In June, Cheniere Partners LP let a contract to Bechtel Oil, Gas & Chemicals for design and construction of liquefaction at the 4-bcfd Sabine Pass LNG terminal (OGJ Online, June 10, 2010). That project encompasses two trains, each capable of production 3.5 million tpy. The company said at the time the Cameron Parish site could accommodate up to four LNG trains.

Another US LNG terminal to export

Another US Gulf Coast LNG terminal is seeking permission to export.

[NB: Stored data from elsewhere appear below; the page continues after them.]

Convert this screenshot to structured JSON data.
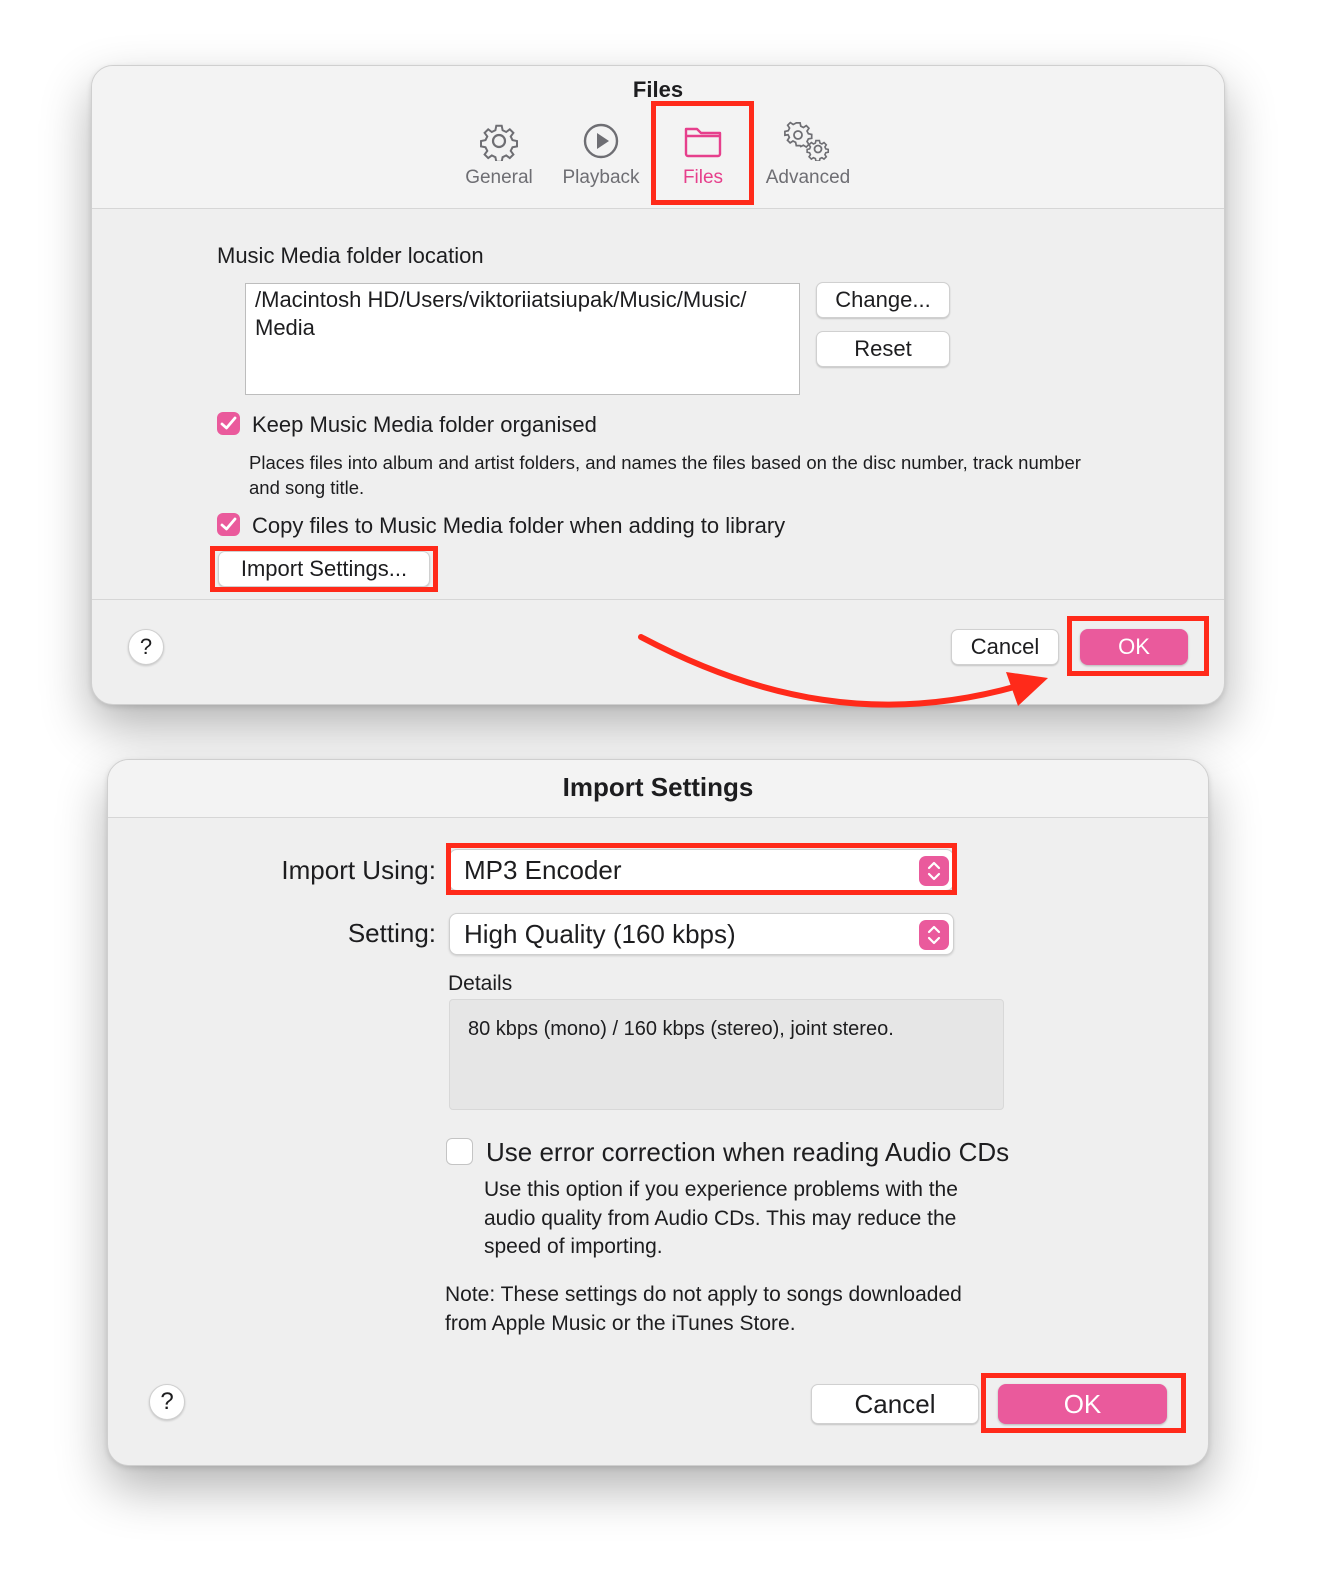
{
  "preferences": {
    "title": "Files",
    "tabs": [
      {
        "label": "General",
        "icon": "gear-icon"
      },
      {
        "label": "Playback",
        "icon": "play-circle-icon"
      },
      {
        "label": "Files",
        "icon": "folder-icon",
        "selected": true
      },
      {
        "label": "Advanced",
        "icon": "gears-icon"
      }
    ],
    "folder_label": "Music Media folder location",
    "folder_path_line1": "/Macintosh HD/Users/viktoriiatsiupak/Music/Music/",
    "folder_path_line2": "Media",
    "change_button": "Change...",
    "reset_button": "Reset",
    "keep_organised": {
      "label": "Keep Music Media folder organised",
      "checked": true
    },
    "keep_organised_desc_line1": "Places files into album and artist folders, and names the files based on the disc number, track number",
    "keep_organised_desc_line2": "and song title.",
    "copy_files": {
      "label": "Copy files to Music Media folder when adding to library",
      "checked": true
    },
    "import_settings_button": "Import Settings...",
    "help": "?",
    "cancel_button": "Cancel",
    "ok_button": "OK"
  },
  "import_settings": {
    "title": "Import Settings",
    "import_using_label": "Import Using:",
    "import_using_value": "MP3 Encoder",
    "setting_label": "Setting:",
    "setting_value": "High Quality (160 kbps)",
    "details_label": "Details",
    "details_text": "80 kbps (mono) / 160 kbps (stereo), joint stereo.",
    "error_correction": {
      "label": "Use error correction when reading Audio CDs",
      "checked": false
    },
    "error_desc_line1": "Use this option if you experience problems with the",
    "error_desc_line2": "audio quality from Audio CDs. This may reduce the",
    "error_desc_line3": "speed of importing.",
    "note_line1": "Note: These settings do not apply to songs downloaded",
    "note_line2": "from Apple Music or the iTunes Store.",
    "help": "?",
    "cancel_button": "Cancel",
    "ok_button": "OK"
  },
  "colors": {
    "accent": "#ea5a9c",
    "highlight": "#ff2a1a"
  }
}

Sempra LNG's Cameron, La., terminal has applied to the US Federal Energy Regulatory Commission for approval to offer export services.

The move follows similar steps by Freeport LNG at its Freeport, Tex., terminal, and by Cheniere Partners LP for its Sabine Pass terminal in Cameron Parish, La.

Cameron LNG wants 2-year authority to reexport as much as 250 bcf. This is a reexport project only, not to be supplied from US production. Also, no new equipment would be required, unlike the other two terminals, because initial design of Cameron LNG allowed for valving that permitted reverse flow, according to the application.

Gas flowing through Iran's IGAT 7 pipeline

Natural gas is flowing through the 907-km, 56-in. OD Iran Gas Trunkline 7 (IGAT 7) from Asalouyeh on the Persian Gulf to Iranshahr in the southern province of Sistan-Baluchistan, National Iranian Gas Co. reports.

The pipeline can carry 1.8 bcfd of gas produced in South Pars offshore gas field under design pressure of 1,305 psi, transiting four other provinces: Bushehr, Fars, Hormozgan, and southern Kerman. Flow began Aug. 23.

According to NIGC officials, capacity is to be expanded to 2.9 bcfd.

A planned extension of IGAT 7 would enable Iran to export gas to Pakistan. If completed, the system would have 1,100 km of pipeline in Iran and 750 km in Pakistan (OGJ, Feb. 25, 2010, p. 29).

In June, the countries signed an agreement for initial deliveries of 750 MMcfd, beginning in 2014.